Clay stretched an arm along the back of the couch and stroked Phobe's ears with his other hand. "Just remember," he said emphatically, "threats are like rattlesnakes. Some warn you and never strike. But some do. Best wear your boots, just in case."CHAPTER 2
At midday Monday, two motor homes, both bigger than most of the adobes in Polvo and one towing a blue Range Rover, pulled into the RV lot. They were followed closely by a red Suburban towing a silver trailer. Scott Regan and his crew had arrived.
Clay and I went out to the porch to welcome them. The still November day had warmed from an overnight low of twenty-eight to nearly ninety. By late afternoon it would be above that mark. Our extended summer heat pushes late into fall along the river.
Scott Regan, a dark, bespectacled young man in his mid-twenties, dressed in wheat-colored shirt, cuffed chinos, and lace-up boots, stepped out of one of the motor homes and extended a hand to a slim young woman behind him. She touched a hand to her cropped pink hair and stared at her surroundings as if in disbelief. In turn, I looked at her in some awe noting the number of silver rings that pierced her ears, more than I have in my jewelry box. But it was the nose ring that made me wince with empathetic pain. The last thing I'd seen with a nose ring was a black bull, and he hadn't appreciated the decoration. Two more men looking about Scott's age emerged from the second motor home. A fourth, older-looking man stepped from the Suburban and followed the others up the front steps of the trading post.
Smiling hugely, Scott shook our hands and introduced his crew.
"This is Jeremy Win. His dad was Jeff Win, Captain Ortega in Panchito."
I smiled at the man who had been driving the Suburban. He kept his hands in his pockets and gave a curt nod, turning his head to stare at the river, and showing me the bald spot that shone like a tonsure in his brown hair.

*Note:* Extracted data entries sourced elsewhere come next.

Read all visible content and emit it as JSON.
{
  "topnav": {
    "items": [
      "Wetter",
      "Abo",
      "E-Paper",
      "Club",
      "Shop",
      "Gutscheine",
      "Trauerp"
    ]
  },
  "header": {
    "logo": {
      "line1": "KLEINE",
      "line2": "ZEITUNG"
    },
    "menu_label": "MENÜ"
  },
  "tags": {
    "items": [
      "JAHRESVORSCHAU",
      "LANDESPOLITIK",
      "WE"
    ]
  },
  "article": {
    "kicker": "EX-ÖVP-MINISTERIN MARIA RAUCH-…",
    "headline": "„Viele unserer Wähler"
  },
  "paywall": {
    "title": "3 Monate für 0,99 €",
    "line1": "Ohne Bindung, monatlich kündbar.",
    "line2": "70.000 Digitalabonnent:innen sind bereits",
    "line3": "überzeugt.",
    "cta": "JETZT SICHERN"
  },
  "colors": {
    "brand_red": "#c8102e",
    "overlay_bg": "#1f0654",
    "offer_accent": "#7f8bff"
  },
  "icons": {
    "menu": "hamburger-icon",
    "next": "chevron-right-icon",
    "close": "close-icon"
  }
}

"Jere is our still photographer. Have I told you we're doing a book in conjunction with the video? Jere has a complete dark-room in that trailer of his," Scott said. "And this is my assistant, Jenna Hart."
The colorful young woman shifted her attention from the river to us. "It took so long to get here," she said, "I thought Scott must be playing a joke."

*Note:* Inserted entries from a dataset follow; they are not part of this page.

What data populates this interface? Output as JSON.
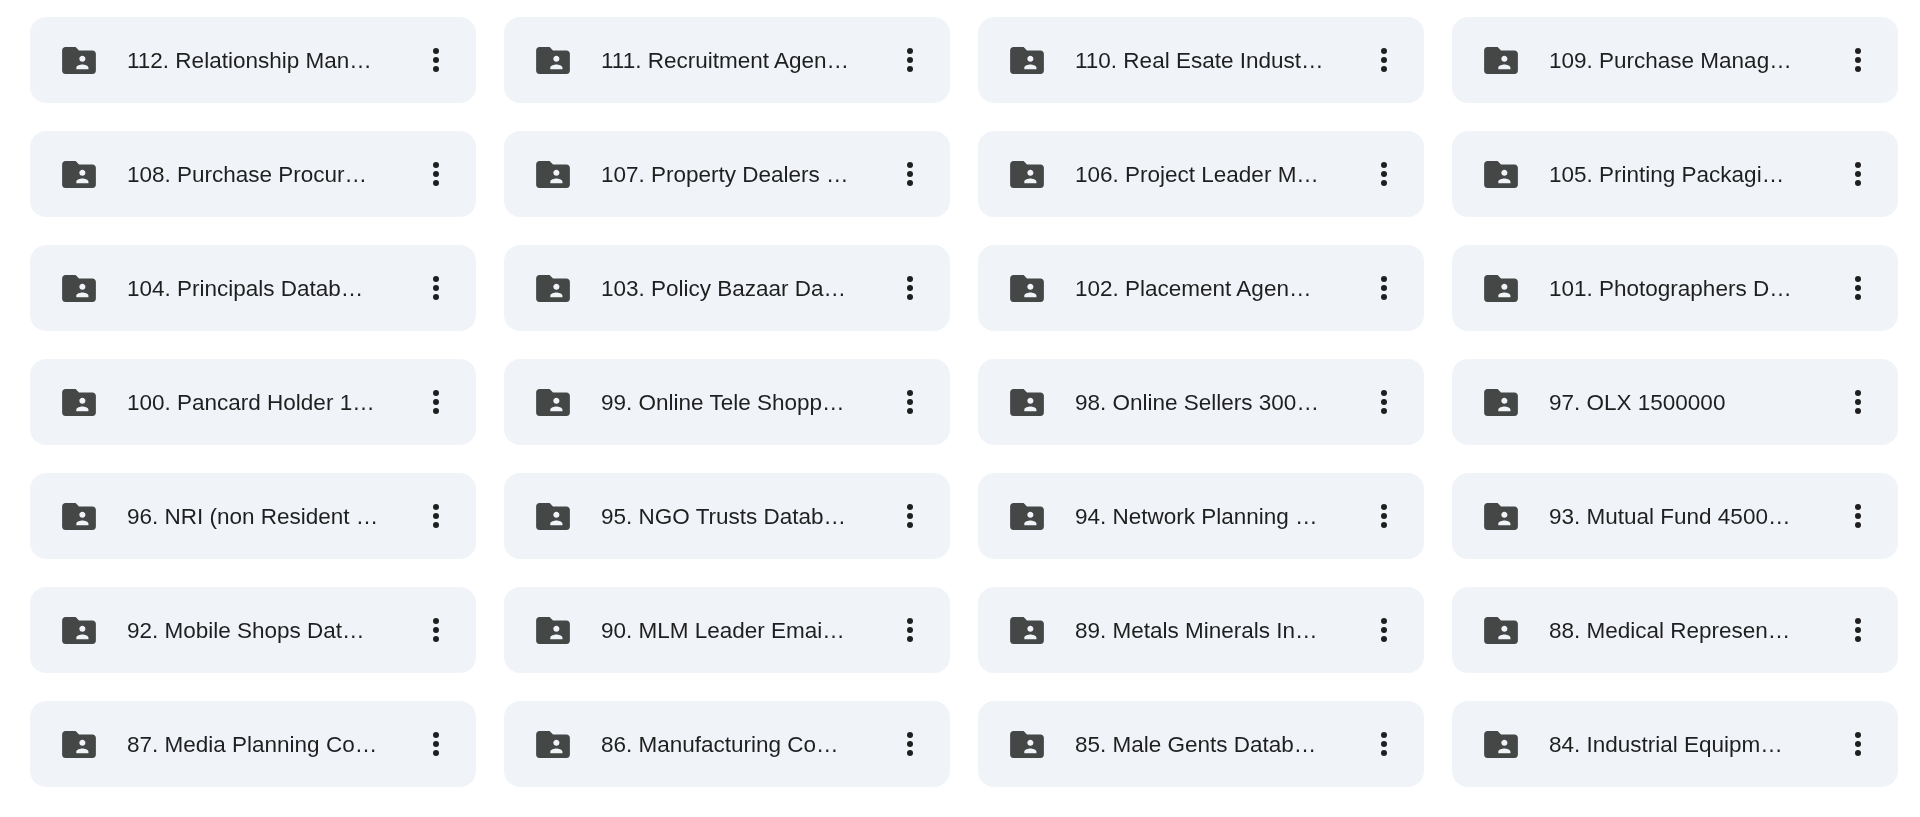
{
  "folders": [
    {
      "name": "112. Relationship Man…"
    },
    {
      "name": "111. Recruitment Agen…"
    },
    {
      "name": "110. Real Esate Indust…"
    },
    {
      "name": "109. Purchase Manag…"
    },
    {
      "name": "108. Purchase Procur…"
    },
    {
      "name": "107. Property Dealers …"
    },
    {
      "name": "106. Project Leader M…"
    },
    {
      "name": "105. Printing Packagi…"
    },
    {
      "name": "104. Principals Datab…"
    },
    {
      "name": "103. Policy Bazaar Da…"
    },
    {
      "name": "102. Placement Agen…"
    },
    {
      "name": "101. Photographers D…"
    },
    {
      "name": "100. Pancard Holder 1…"
    },
    {
      "name": "99. Online Tele Shopp…"
    },
    {
      "name": "98. Online Sellers 300…"
    },
    {
      "name": "97. OLX 1500000"
    },
    {
      "name": "96. NRI (non Resident …"
    },
    {
      "name": "95. NGO Trusts Datab…"
    },
    {
      "name": "94. Network Planning …"
    },
    {
      "name": "93. Mutual Fund 4500…"
    },
    {
      "name": "92. Mobile Shops Dat…"
    },
    {
      "name": "90. MLM Leader Emai…"
    },
    {
      "name": "89. Metals Minerals In…"
    },
    {
      "name": "88. Medical Represen…"
    },
    {
      "name": "87. Media Planning Co…"
    },
    {
      "name": "86. Manufacturing Co…"
    },
    {
      "name": "85. Male Gents Datab…"
    },
    {
      "name": "84. Industrial Equipm…"
    }
  ]
}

"Our videographers, Ben Grant and Chris Hall."
Ben was short, solemn-looking, and tending to overweight. Chris was nearly as tall as Clay, with the face of a twelve-year-old. Both wore knit shirts and jeans, which on Ben looked comfortable and on Chris looked stylish.
We invited them in, going straight to our quarters. For lunch I'd made guiso, a fragrant pork stew, and guacamole salad. As we settled around the table, Jenna announced, "I'm vegan."
"She doesn't eat meat," Scott explained.
"I assumed it wasn't an astrological sign," I said, passing Jenna the salad. As we ate Scott explained his schedule to Clay and me.